The Profile of a Virulent Cancer
Date: April 1, 2007
In the case of tonsillar cancers, a type of cancer that has been steadily on the rise since 1973, the link to HPV may be a good thing. As Maura Gillison has found, there are many potential opportunities for intervention. In HPV-initiated oral cancers, the virus is very precise at taking out—by itself—two key cancer-related cell pathways, p53 and pRb. It does the damage alone regardless of other oral cancer-causing assaults like smoking and drinking. HPV infection supercedes any other risk factor.
“It doesn’t matter what else you do. The cancer is driven by the virus,” says Gillison.In the case of tonsillar cancers, a type of cancer that has been steadily on the rise since 1973, the link to HPV may be a good thing. There are many potential opportunities for intervention, such as early detection of HPV infection through screening tests as simple as rinsing and spitting in a cup; and potential prevention of infection through developing HPV vaccines. Even those that get the cancer are cured an astonishing 85 percent of the time, according to Gillison’s research, and this is a relevant statistic considering HPV-positive cancers make up about 60 percent of all oropharyngeal cancers in the United States.
In Gillison’s latest research, published in May 2007 in the New England Journal of Medicine, she found the overriding risk factor for the cancer to be multiple oral sex partners. Oral sex is the main way one gets orally infected with HPV, the cumulative term for a group of about 100 sexually transmitted viruses. In this case, the specific virus in question is HPV16.
Gillison collected blood samples and examined a variety of behaviors including, smoking, drinking, family history, poor oral hygiene, multiple oral sex partners, and other sexual behaviors that would expose a person to HPV, in 100 tonsillar cancer patients and healthy controls. She followed participants for five years. People who reported multiple (more than six) oral sex partners through a confidential and anonymous computerized survey had an over 8-fold increased risk of developing cancer. “When you compare that to three-fold for smoking and 2-fold for drinking, this is a very significant odds ratio,” says Gillison.

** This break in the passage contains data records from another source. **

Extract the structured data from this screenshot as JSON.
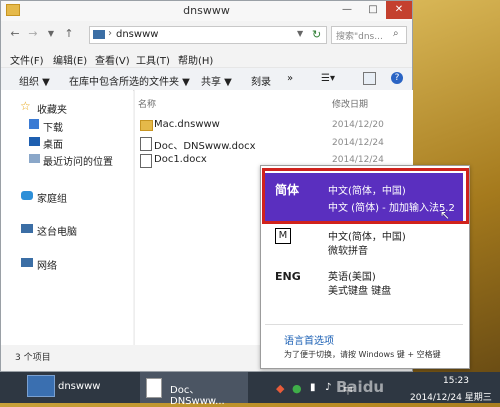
{
  "window": {
    "title": "dnswww",
    "controls": {
      "minimize": "—",
      "maximize": "□",
      "close": "✕"
    }
  },
  "address": {
    "path": "dnswww",
    "search_placeholder": "搜索\"dns...",
    "nav_icons": [
      "back-icon",
      "forward-icon",
      "up-icon",
      "refresh-icon"
    ]
  },
  "menubar": {
    "items": [
      "文件(F)",
      "编辑(E)",
      "查看(V)",
      "工具(T)",
      "帮助(H)"
    ]
  },
  "toolbar": {
    "organize": "组织 ▼",
    "include": "在库中包含所选的文件夹 ▼",
    "share": "共享 ▼",
    "burn": "刻录",
    "more": "»"
  },
  "navpane": {
    "favorites": "收藏夹",
    "downloads": "下载",
    "desktop": "桌面",
    "recent": "最近访问的位置",
    "homegroup": "家庭组",
    "computer": "这台电脑",
    "network": "网络"
  },
  "content": {
    "columns": {
      "name": "名称",
      "modified": "修改日期"
    },
    "files": [
      {
        "name": "Mac.dnswww",
        "date": "2014/12/20",
        "icon": "folder-icon"
      },
      {
        "name": "Doc、DNSwww.docx",
        "date": "2014/12/24",
        "icon": "word-document-icon"
      },
      {
        "name": "Doc1.docx",
        "date": "2014/12/24",
        "icon": "word-document-icon"
      }
    ]
  },
  "status": {
    "count": "3 个项目"
  },
  "language_popup": {
    "items": [
      {
        "code": "简体",
        "line1": "中文(简体，中国)",
        "line2": "中文 (简体) - 加加输入法5.2",
        "selected": true
      },
      {
        "code": "M",
        "line1": "中文(简体，中国)",
        "line2": "微软拼音",
        "selected": false
      },
      {
        "code": "ENG",
        "line1": "英语(美国)",
        "line2": "美式键盘 键盘",
        "selected": false
      }
    ],
    "prefs_link": "语言首选项",
    "hint": "为了便于切换，请按 Windows 键 + 空格键"
  },
  "taskbar": {
    "task1_label": "dnswww",
    "task2_label": "Doc、DNSwww...",
    "clock_time": "15:23",
    "clock_date": "2014/12/24 星期三"
  },
  "colors": {
    "accent_selected": "#5a2fbf",
    "highlight_frame": "#d0221c",
    "taskbar": "#2e3742",
    "link": "#1a5fb4"
  }
}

In Gillison’s earlier research, she identified HPV16 infection as a cause of certain head and neck cancers. Investigators had long known of the presence of HPV in some patients with oral cancers, but Gillison was the first to prove the virus was actually driving the tumors and not just coincidental to them.
Her latest findings are expected to have major prevention and treatment implications. With the favorable outcomes in HPV-positive tonsillar cancer patients, Gillison believes oncologists may be able to begin ratcheting back the very intensive and debilitating therapies given for this type of cancer. “There are few cancers that have the impact on quality of life that these do,” says Gillison.
Most people are familiar with the tonsils in the back of the throat, but there are also tonsils at the base of the tongue. “Targeting the tongue and throat with high doses of anticancer drugs and radiation, affects eating, talking and breathing. I’m talking about walking around with a drool cup because you can’t swallow your own spit,” says Gillison. She believes that less treatment, perhaps by reducing the total dose of radiation therapy, may work just as well in curing HPV-positive oral cancer patients and spare them these nasty side effects.
Gillison is also optimistic about prevention possibilities. HPV vaccines approved just months ago by the FDA to prevent the genital infection that leads to the majority of cervical cancers, could also prevent oral infection, Gillison believes, and she is currently planning clinical trials to test this theory. Gillison also has clinical trials of therapeutic HPV vaccines, designed to stimulate the bodies own immune response to HPV16 in tumors ongoing in the oncology clinic in patients with HPV16-positive head and neck cancers.
Gillison’s findings have attracted the attention of cancer experts worldwide. The Kimmel Cancer Center Marion I. Knott director Martin D. Abeloff is not surprised. “In the case of these cancers, we now know what causes them, the key behavioral risk factor that predisposes someone, potential ways to prevent it, and possible improvements in treatment. I would say that is a good, comprehensive body of work.”